In a deal worth an estimated $58 billion, J.P. Morgan Chase (NYSE:JPM) announced that it would acquire Chicago-based Bank One (NYSE:ONE) in a stock transaction. The deal will create the second-largest bank in America at $1.08 trillion in assets, smaller than Citigroup (NYSE:C), but larger than Bank of America (NYSE:BAC).

All told, the three would manage more than $3 trillion in assets. To put this in perspective, the entire U.S. gross domestic product stands at about $11 trillion.

That's a whole lot of cabbage parked in just three companies. Do the words "too big to fail" ring in anyone else's ears?

Both Bank One and J.P. Morgan have fairly acquisitive pasts. Bank One sent its management team packing in 1999 after performing miserably following a merger with First Chicago. J.P. Morgan's merger with Chase Manhattan has perhaps predictably failed to produce the economies of scale that management sold to investors as benefits.

In the deal, J.P. Morgan will get a Midwest-centric branch system to complement its network on the East Coast. It will also get about another $500 million in private banking assets under management to go along with its $24 billion portfolio. And it will take over one of the largest credit card operations in the country. (My card's purple.)

The Chicago Tribune ran a fairly insightful piece on the merger, noting that it also furthers the career of Bank One's current CEO Jamie Dimon.
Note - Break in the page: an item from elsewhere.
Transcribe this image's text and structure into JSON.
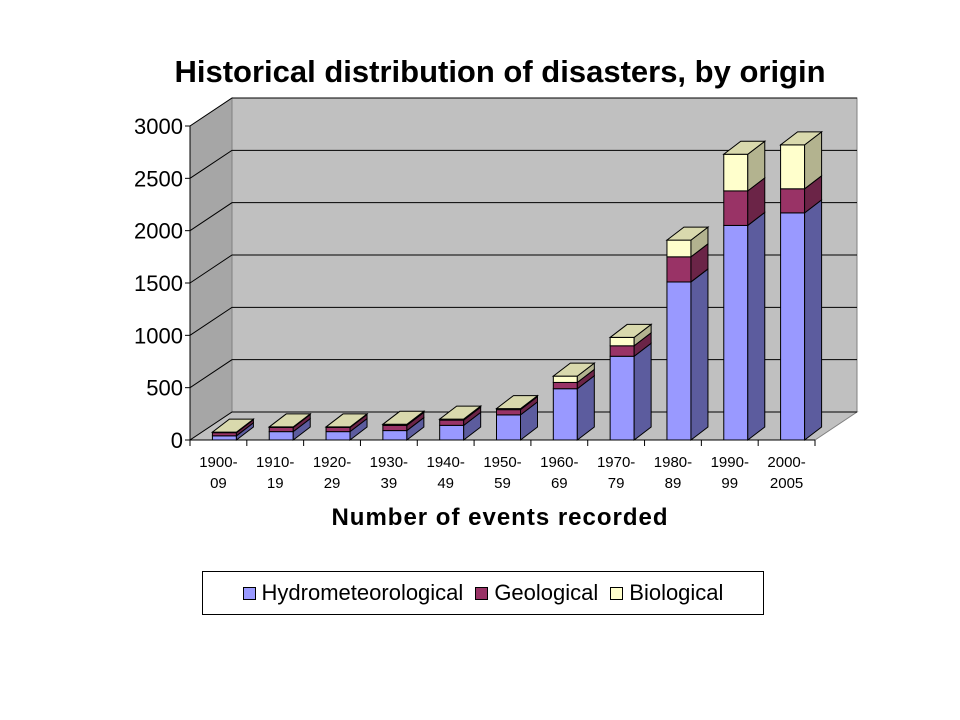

By most accounts, Dimon has done a good job cleaning up the mess he found when he arrived at Bank One (its recent implication in the mutual fund scandal notwithstanding), but he's an East Coaster and Citibank alumnus. People in the Midwest have wondered nearly since his arrival what he would do to get back to New York. The most bandied-about theory was that he'd engineer a takeover by Citigroup.

But J.P. Morgan may be a more logical choice. CEO William B. Harrison has been thought for some time to be looking to retire and will do so in 2006 under terms of this agreement. A look at Dimon's contract shows that he stands to benefit from the change in control to the tune of several million dollars. But there won't be much change of control, as Dimon will take over the captain's chair of the combined company upon Harrison's departure.

This combination is a continuation of the merger trend started by Bank of America's takeover of FleetBoston (NYSE:FBF) late last year. It may put more pressure on the big regional banks to find dance partners.